Ieri sera abbiamo portato in processione le statue dell’Addolorata e del Cristo morto. Non sappiamo come fossero davvero i corpi di Maria e Gesù. Le statue li rappresentano in modo intuitivo. Ma questa statua del Cristo risorto [laggiù al Gloria si porta in chiesa una statua di Cristo risorto] … non corrisponde per nulla. Ne abbiamo bisogno come simbolo, ma è irreale, perché il corpo del Cristo risorto sfugge alla nostra immaginazione. Altrimenti proclamiamo davvero dei vaneggiamenti. Ma Cristo è vivo e non sfugge alla nostra vita reale, anzi vi entra pienamente dal giorno del nostro battesimo. La relazione con il corpo risorto di Gesù trasforma i nostri corpi nella vita vissuta alla luce della fede. Possiamo comprendere il «corpo ricevuto» come un vero «corpo donato» perché sia un «corpo vissuto» nel compiere la volontà del Padre e diventare nell’amore un «corpo oltre il corpo» nel perdono e nel ringraziamento per quanto ricevuto dagli altri. Questa è la vita del Risorto che entra nella nostra vita. Nonostante tutto.

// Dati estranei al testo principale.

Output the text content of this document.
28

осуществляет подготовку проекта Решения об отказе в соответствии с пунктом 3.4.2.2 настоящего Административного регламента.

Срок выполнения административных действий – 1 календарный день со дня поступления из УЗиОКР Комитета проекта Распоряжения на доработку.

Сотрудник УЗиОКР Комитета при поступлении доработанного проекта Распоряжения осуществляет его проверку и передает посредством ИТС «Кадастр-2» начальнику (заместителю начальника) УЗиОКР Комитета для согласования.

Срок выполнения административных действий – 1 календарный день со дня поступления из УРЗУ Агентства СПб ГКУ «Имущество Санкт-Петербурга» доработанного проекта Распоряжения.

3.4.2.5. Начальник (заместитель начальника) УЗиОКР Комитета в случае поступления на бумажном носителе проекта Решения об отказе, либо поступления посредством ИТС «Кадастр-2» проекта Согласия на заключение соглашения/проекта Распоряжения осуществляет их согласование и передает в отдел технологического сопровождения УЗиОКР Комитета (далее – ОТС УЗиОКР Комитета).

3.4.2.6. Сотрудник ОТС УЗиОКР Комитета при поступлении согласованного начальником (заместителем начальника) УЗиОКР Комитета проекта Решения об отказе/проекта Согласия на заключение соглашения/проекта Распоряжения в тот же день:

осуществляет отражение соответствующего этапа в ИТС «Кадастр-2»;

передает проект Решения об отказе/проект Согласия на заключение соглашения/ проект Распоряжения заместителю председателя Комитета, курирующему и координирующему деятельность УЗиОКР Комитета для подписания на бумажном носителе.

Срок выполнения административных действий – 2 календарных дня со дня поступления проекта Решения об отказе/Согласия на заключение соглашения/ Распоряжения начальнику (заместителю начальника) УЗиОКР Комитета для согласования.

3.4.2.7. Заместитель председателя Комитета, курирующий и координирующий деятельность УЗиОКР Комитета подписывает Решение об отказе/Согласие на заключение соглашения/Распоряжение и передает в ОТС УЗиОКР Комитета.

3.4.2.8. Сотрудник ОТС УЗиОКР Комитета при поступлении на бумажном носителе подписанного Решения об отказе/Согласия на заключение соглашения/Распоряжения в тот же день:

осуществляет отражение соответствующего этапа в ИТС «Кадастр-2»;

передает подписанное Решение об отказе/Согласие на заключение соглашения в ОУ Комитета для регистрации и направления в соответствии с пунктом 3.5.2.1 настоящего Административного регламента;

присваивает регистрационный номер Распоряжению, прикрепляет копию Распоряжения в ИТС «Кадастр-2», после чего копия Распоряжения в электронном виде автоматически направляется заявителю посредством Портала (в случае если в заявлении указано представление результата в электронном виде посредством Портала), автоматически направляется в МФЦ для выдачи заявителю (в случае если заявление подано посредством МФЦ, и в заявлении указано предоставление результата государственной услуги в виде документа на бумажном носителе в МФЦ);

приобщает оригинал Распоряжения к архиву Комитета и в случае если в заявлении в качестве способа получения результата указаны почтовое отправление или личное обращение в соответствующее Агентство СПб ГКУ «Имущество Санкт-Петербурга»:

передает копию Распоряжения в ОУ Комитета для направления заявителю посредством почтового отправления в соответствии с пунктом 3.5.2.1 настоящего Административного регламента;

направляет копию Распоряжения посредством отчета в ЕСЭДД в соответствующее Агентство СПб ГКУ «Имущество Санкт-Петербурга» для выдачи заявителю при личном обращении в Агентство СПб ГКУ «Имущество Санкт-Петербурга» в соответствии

Non sappiamo quando, se e come andrà a finire questa guerra. E le altre nel mondo. Non sappiamo se e come finirà la pandemia. Non sappiamo quali conseguenze porterà la devastazione ecologica. Non sappiamo quale sarà la nostra società trasformata da una immigrazione di popoli inarrestabile. Ma sappiamo che ci attende un incontro definitivo con il Signore risorto, un incontro che riguarderà l’umanità intera e ci offre fin da adesso una speranza certa. Che siamo tenuti a vivere nello scorrere quotidiano dei giorni, nella concretezza della vita ordinaria. La vita cristiana non avviene in chiesa. Adesso siamo qui come per una boccata d’aria fresca, per ricevere la vita del corpo di Cristo … ma la vita rinnovata dal Risorto accade nelle nostre case, al lavoro o nello studio, nelle relazioni vissute, nel sopportarsi con pazienza o nell’avere compassione verso chi soffre. Allora sì, potremo partecipare in verità all’annuncio che «Cristo è risorto, è davvero risorto».